The fall of Sicily was the final straw for Italy. The Grand Council delivered a vote of no confidence in Mussolini during July 1943. Thereafter, the Italian king replaced Il Duce with General Pietro Badoglio, who became prime minister.
Thereafter, General Pietro opened peace talks with the Allies. He established an unconditional armistice with the Allies in September 1943. That armistice effectively amounted to a surrender. Eisenhower proclaimed, “All Italians who now act to help eject the German aggressor from Italian soil will have the assistance and support of the United Nations.”
Battle of Monte Cassino
The war against Fascist Italy was largely over after the September armistice. However, the war in the Mediterranean against the Germans was not finished. The Nazis were incensed with the Italian armistice, and swiftly rescued Mussolini from prison just days after. Soon after, the Axis established the Italian Social Republic in northern Italy.
The Allies invaded mainland Italy at the beginning of September 1943. Britain and the USA wanted to establish airfields in Italy from which to bomb Germany. In response to the Allied landings, Germany deployed fresh divisions to Italy. The Allies encountered stiff German resistance upon landing at Salerno. Nevertheless, Commonwealth and U.S. troops still established a foothold in Italy.

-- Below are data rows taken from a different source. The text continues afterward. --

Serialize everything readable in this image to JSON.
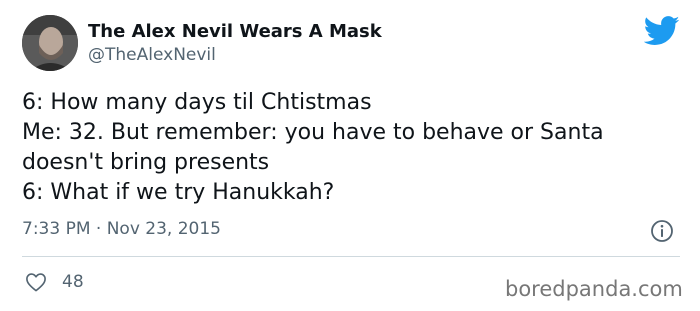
{
  "user": {
    "display_name": "The Alex Nevil Wears A Mask",
    "handle": "@TheAlexNevil",
    "avatar_icon": "profile-photo"
  },
  "tweet": {
    "lines": [
      "6: How many days til Chtistmas",
      "Me: 32. But remember: you have to behave or Santa",
      "doesn't bring presents",
      "6: What if we try Hanukkah?"
    ],
    "timestamp": "7:33 PM · Nov 23, 2015"
  },
  "actions": {
    "like_count": "48",
    "like_icon": "heart-icon",
    "info_icon": "info-icon"
  },
  "branding": {
    "platform_icon": "twitter-bird-icon",
    "watermark": "boredpanda.com"
  },
  "colors": {
    "text": "#0f1419",
    "secondary": "#536471",
    "brand_blue": "#1d9bf0",
    "divider": "#cfd9de"
  }
}
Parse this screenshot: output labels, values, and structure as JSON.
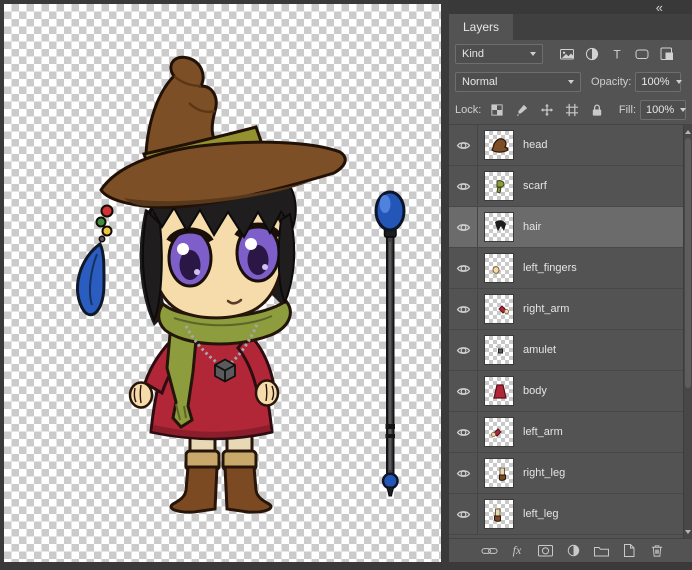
{
  "panel": {
    "collapse_glyph": "«",
    "tab_label": "Layers",
    "kind_label": "Kind",
    "blend_mode": "Normal",
    "opacity_label": "Opacity:",
    "opacity_value": "100%",
    "lock_label": "Lock:",
    "fill_label": "Fill:",
    "fill_value": "100%",
    "fx_label": "fx",
    "filter_icons": [
      "pixel-layers-filter-icon",
      "adjustment-layers-filter-icon",
      "type-layers-filter-icon",
      "shape-layers-filter-icon",
      "smart-objects-filter-icon"
    ],
    "lock_icons": [
      "lock-transparent-pixels-icon",
      "lock-image-pixels-icon",
      "lock-position-icon",
      "lock-artboard-icon",
      "lock-all-icon"
    ],
    "toolbar_icons": [
      "link-layers-icon",
      "layer-style-fx-icon",
      "add-layer-mask-icon",
      "new-adjustment-layer-icon",
      "new-group-icon",
      "new-layer-icon",
      "delete-layer-icon"
    ],
    "layers": [
      {
        "name": "head",
        "visible": true,
        "selected": false
      },
      {
        "name": "scarf",
        "visible": true,
        "selected": false
      },
      {
        "name": "hair",
        "visible": true,
        "selected": true
      },
      {
        "name": "left_fingers",
        "visible": true,
        "selected": false
      },
      {
        "name": "right_arm",
        "visible": true,
        "selected": false
      },
      {
        "name": "amulet",
        "visible": true,
        "selected": false
      },
      {
        "name": "body",
        "visible": true,
        "selected": false
      },
      {
        "name": "left_arm",
        "visible": true,
        "selected": false
      },
      {
        "name": "right_leg",
        "visible": true,
        "selected": false
      },
      {
        "name": "left_leg",
        "visible": true,
        "selected": false
      }
    ]
  },
  "canvas": {
    "content": "chibi witch character with brown hat, purple eyes, green scarf, red dress, boots, and a blue-orb staff on a transparency checkerboard",
    "palette": {
      "hat": "#7c4f26",
      "band": "#93922e",
      "hair": "#201d1e",
      "skin": "#f6dcab",
      "eyes": "#7e5fca",
      "scarf": "#8d9c3c",
      "dress": "#b22737",
      "boots": "#7b4a22",
      "staff_orb": "#2456b8",
      "checker": "#cbcbcb"
    }
  }
}
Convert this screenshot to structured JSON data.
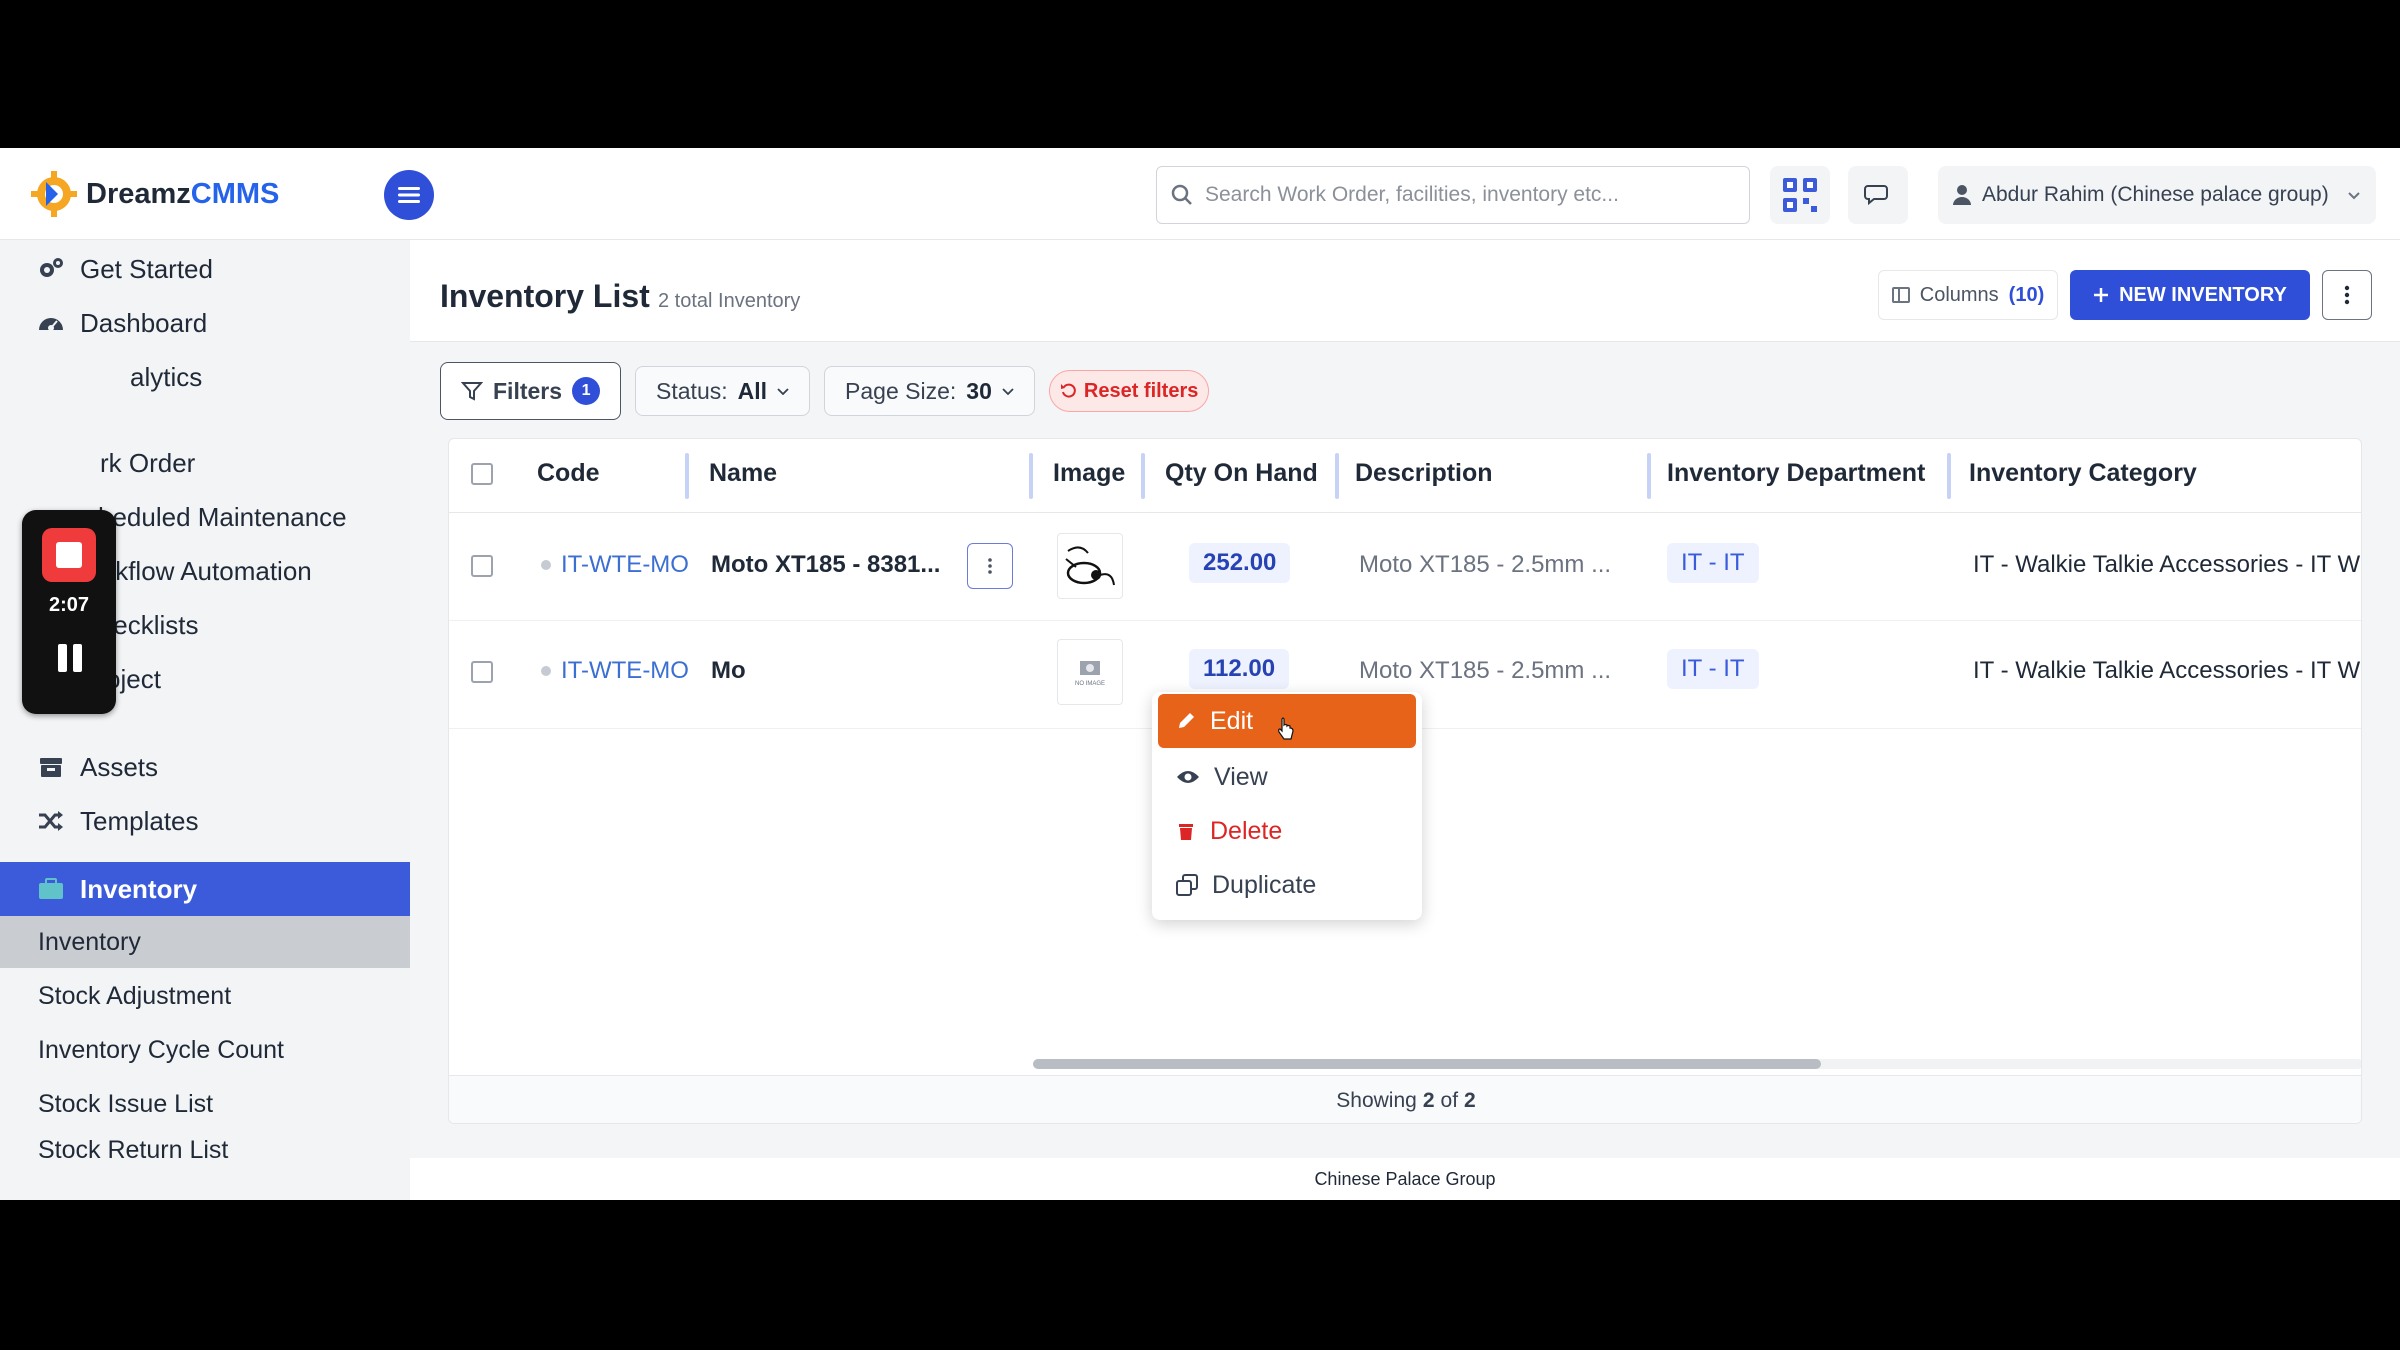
{
  "app": {
    "brand_prefix": "Dreamz",
    "brand_suffix": "CMMS",
    "search_placeholder": "Search Work Order, facilities, inventory etc...",
    "user_name": "Abdur Rahim (Chinese palace group)"
  },
  "sidebar": {
    "items": [
      {
        "label": "Get Started",
        "icon": "gears-icon"
      },
      {
        "label": "Dashboard",
        "icon": "dashboard-icon"
      },
      {
        "label": "alytics",
        "icon": "analytics-icon"
      },
      {
        "label": "rk Order",
        "icon": "work-order-icon"
      },
      {
        "label": "heduled Maintenance",
        "icon": "schedule-icon"
      },
      {
        "label": "Workflow Automation",
        "icon": "workflow-icon"
      },
      {
        "label": "Checklists",
        "icon": "checkbox-icon"
      },
      {
        "label": "Project",
        "icon": "project-icon"
      },
      {
        "label": "Assets",
        "icon": "assets-icon"
      },
      {
        "label": "Templates",
        "icon": "shuffle-icon"
      },
      {
        "label": "Inventory",
        "icon": "briefcase-icon"
      }
    ],
    "sub_items": [
      "Inventory",
      "Stock Adjustment",
      "Inventory Cycle Count",
      "Stock Issue List",
      "Stock Return List"
    ]
  },
  "recorder": {
    "time": "2:07"
  },
  "page": {
    "title": "Inventory List",
    "subtitle": "2 total Inventory",
    "columns_label": "Columns",
    "columns_count": "(10)",
    "new_label": "NEW INVENTORY"
  },
  "filters": {
    "filters_label": "Filters",
    "filters_count": "1",
    "status_label": "Status:",
    "status_value": "All",
    "page_size_label": "Page Size:",
    "page_size_value": "30",
    "reset_label": "Reset filters"
  },
  "table": {
    "headers": [
      "Code",
      "Name",
      "Image",
      "Qty On Hand",
      "Description",
      "Inventory Department",
      "Inventory Category"
    ],
    "rows": [
      {
        "code": "IT-WTE-MO",
        "name": "Moto XT185 - 8381...",
        "qty": "252.00",
        "description": "Moto XT185 - 2.5mm ...",
        "department": "IT - IT",
        "category": "IT - Walkie Talkie Accessories - IT W"
      },
      {
        "code": "IT-WTE-MO",
        "name": "Mo",
        "qty": "112.00",
        "description": "Moto XT185 - 2.5mm ...",
        "department": "IT - IT",
        "category": "IT - Walkie Talkie Accessories - IT W"
      }
    ],
    "no_image_text": "NO IMAGE",
    "footer_prefix": "Showing",
    "footer_shown": "2",
    "footer_of": "of",
    "footer_total": "2"
  },
  "dropdown": {
    "edit": "Edit",
    "view": "View",
    "delete": "Delete",
    "duplicate": "Duplicate"
  },
  "footer": {
    "text": "Chinese Palace Group"
  },
  "colors": {
    "primary": "#2f4fd8",
    "accent_orange": "#e8631a",
    "danger": "#dc2626"
  }
}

However, the campaign in Italy ground to a standstill around the Apennine Mountains at Monte Cassino. It was there that German forces, under Kesselring’s command, established the Gustav Line. The Battle of Monte Cassino dragged on for months in 1944 until the Allied forces managed to break through the Gustav Line.
After the fall of Monte Cassino, the Allies proceeded to capture Rome. However, in doing so, they let a sizeable contingent of the German Tenth Army escape during the retreat from Monte Cassino. The escape of the Tenth Army left northern Italy under Germany occupation until 1945.
Nevertheless, the Allies had largely fulfilled their primary objectives in the Mediterranean after the fall of Rome.
World War II in the Mediterranean had been disastrous for Italy. Although Italy’s military and civilian losses were comparatively light in comparison to Germany and Japan, postwar treaties dissolved the Italian Empire. Establishing an expanded Italian colonial empire in the Mediterranean and North Africa was a pipe dream. Italy had no realistic chance of winning a war in the Mediterranean against Britain and France without firm German military support.
The Mediterranean Theater turned out to be a waste of time for Germany. The Italians dragged Germany into a Mediterranean war that was of relatively little interest to the Nazis. The Battle of Greece delayed Germany’s campaign in Eastern Europe, which proved costly when Wehrmacht tanks froze to a standstill at the outskirts of Moscow. The campaigns in North Africa and mainland Italy consumed German divisions, planes, oil and other supplies that would have been invaluable in Eastern Europe.
For the Allies, the defeat of Italy in the Mediterranean was the first step to victory. Britain had secured its Mediterranean supply routes and the Axis threat to Allied oil supplies in the Middle East was eliminated. After Italy’s demise, it was clear that the Axis was starting to crumble. However, World War II was far from over.